The second factor facilitating the risk of zoonotic spillover to the human population is wildlife trafficking, which has been on the rise over the past few years. Between 2012 and 2016, more than 11 million live wild animals were traded, and between 2000 and 2019, about 900,000 pangolins were poached [
33,
34]. This high demand for wildlife is an indication that wildlife trading is likely to persist for years. If this persists, there will be an increase in the circulation of zoonotic pathogens and the emergence of zoonotic infectious diseases in our world. As a result, this will continue to jeopardize the effort of the global health community to bring these zoonotic pathogens under control, as evidenced in the case of emerging SARS-CoV-2 variants of concern.

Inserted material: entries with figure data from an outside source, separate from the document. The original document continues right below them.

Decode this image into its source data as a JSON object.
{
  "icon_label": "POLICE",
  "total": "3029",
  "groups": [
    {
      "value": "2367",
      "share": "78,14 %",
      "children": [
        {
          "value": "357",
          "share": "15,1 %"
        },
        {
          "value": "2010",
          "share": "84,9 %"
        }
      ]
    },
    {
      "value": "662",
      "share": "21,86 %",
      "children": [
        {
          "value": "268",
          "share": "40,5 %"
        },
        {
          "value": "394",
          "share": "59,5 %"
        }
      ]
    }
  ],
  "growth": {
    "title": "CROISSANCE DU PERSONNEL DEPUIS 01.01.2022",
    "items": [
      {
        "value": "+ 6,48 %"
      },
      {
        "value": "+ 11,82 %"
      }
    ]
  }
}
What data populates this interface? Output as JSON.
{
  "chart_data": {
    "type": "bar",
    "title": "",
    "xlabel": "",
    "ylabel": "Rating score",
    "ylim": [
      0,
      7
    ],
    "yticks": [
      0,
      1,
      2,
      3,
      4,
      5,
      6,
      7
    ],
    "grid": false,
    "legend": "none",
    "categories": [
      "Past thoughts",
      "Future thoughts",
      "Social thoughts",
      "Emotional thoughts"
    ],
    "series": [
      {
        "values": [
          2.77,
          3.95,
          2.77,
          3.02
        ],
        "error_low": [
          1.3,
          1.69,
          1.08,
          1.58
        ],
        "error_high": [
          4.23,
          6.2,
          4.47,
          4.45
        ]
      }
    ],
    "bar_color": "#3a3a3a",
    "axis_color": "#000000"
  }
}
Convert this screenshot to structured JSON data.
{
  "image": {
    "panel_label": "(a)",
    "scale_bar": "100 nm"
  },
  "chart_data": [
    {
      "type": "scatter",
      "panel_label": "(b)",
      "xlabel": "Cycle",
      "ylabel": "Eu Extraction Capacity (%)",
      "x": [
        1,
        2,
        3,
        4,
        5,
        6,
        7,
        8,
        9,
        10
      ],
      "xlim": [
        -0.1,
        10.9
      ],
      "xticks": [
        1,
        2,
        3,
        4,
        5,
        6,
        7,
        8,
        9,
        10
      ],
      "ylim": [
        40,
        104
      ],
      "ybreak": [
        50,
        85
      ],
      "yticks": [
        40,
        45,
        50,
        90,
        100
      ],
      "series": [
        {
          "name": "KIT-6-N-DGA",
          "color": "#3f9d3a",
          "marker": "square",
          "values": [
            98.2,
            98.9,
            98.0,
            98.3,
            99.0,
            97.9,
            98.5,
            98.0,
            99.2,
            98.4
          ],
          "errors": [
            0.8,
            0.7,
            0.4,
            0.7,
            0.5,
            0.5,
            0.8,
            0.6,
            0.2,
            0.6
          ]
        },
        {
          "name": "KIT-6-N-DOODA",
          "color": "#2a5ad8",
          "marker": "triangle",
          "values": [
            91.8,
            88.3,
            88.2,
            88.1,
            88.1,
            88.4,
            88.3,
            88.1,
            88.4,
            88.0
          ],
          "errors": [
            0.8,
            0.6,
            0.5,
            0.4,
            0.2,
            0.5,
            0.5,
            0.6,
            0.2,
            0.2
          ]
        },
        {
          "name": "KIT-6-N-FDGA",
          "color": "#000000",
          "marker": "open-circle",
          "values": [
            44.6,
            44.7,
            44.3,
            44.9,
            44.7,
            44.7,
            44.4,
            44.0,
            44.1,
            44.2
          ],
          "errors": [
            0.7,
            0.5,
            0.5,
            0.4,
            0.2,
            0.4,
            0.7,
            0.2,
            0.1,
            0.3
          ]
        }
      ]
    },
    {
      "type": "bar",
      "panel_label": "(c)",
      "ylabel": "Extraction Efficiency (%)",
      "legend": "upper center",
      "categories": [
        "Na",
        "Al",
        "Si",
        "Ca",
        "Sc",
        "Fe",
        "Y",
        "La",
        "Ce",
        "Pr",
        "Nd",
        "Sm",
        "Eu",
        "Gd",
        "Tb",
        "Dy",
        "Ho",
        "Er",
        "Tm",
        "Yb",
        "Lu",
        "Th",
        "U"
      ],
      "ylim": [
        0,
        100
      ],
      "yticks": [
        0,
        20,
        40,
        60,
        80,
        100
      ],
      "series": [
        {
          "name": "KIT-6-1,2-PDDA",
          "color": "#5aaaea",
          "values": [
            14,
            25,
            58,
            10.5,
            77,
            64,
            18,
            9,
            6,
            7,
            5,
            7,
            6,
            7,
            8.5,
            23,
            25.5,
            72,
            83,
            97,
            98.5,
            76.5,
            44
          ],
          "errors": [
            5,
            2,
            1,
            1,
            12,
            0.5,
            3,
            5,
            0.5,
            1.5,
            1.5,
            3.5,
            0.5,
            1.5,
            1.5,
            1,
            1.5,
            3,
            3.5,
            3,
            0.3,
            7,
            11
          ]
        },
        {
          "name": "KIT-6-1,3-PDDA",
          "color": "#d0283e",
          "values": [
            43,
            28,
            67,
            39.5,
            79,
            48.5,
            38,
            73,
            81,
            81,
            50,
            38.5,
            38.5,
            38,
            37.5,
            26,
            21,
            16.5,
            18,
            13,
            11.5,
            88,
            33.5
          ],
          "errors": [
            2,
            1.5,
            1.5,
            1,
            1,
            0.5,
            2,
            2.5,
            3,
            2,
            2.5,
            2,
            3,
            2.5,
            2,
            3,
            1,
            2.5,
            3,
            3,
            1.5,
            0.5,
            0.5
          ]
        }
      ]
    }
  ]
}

To address this threat, an international organization, such as the World Organization for Animal Health (WOAH) or International Health Regulations (IHR), should work with the Convention on International Trade in Endangered Species of Wildlife Fauna and Flora (CITES) on placing a strict ban on the trading of endangered species while regulating and monitoring the trading of species (especially mammals and birds that host a large number of pathogens) that pose a significant global health risk without compromising the food security at the local scale [
35]. Furthermore, international policy and wildlife law enforcement aimed at placing a strict ban on wildlife trafficking should be developed at a global scale with consensus from each country around the world. This can be in the form of setting up a transnational agreement in monitoring illegal wildlife trafficking along borders and ports. While wildlife trafficking is associated with corruption at the port of entry, such as the maritime seaport, Tajudeen and Oladunjoye [
13] have recommended a way forward to address the rising corruption at this port. At the local level, public health workers should work with environmental scientists and wildlife ecologists to educate the local communities on conservation promotion; the risk of zoonotic spillover; safe handling practices of animals, including their waste products; hygiene protocols; the implication of wildlife trafficking; and measures to curb this act while also involving them (local communities) in the fight against wildlife trafficking. If anything, the COVID-19 pandemic has made us realize the need for zoonotic spillover prevention. However, to prevent the emergence of future zoonoses of pandemic potential, it requires the need to prevent or mitigate the factors (deforestation and wildlife trafficking) triggering zoonotic spillover in the human population. Nothing better captures the reality of disease outbreaks than the popular fundamental principle of modern health care: “Prevention is better than cure”, and the COVID-19 pandemic has further heightened the importance of this warning.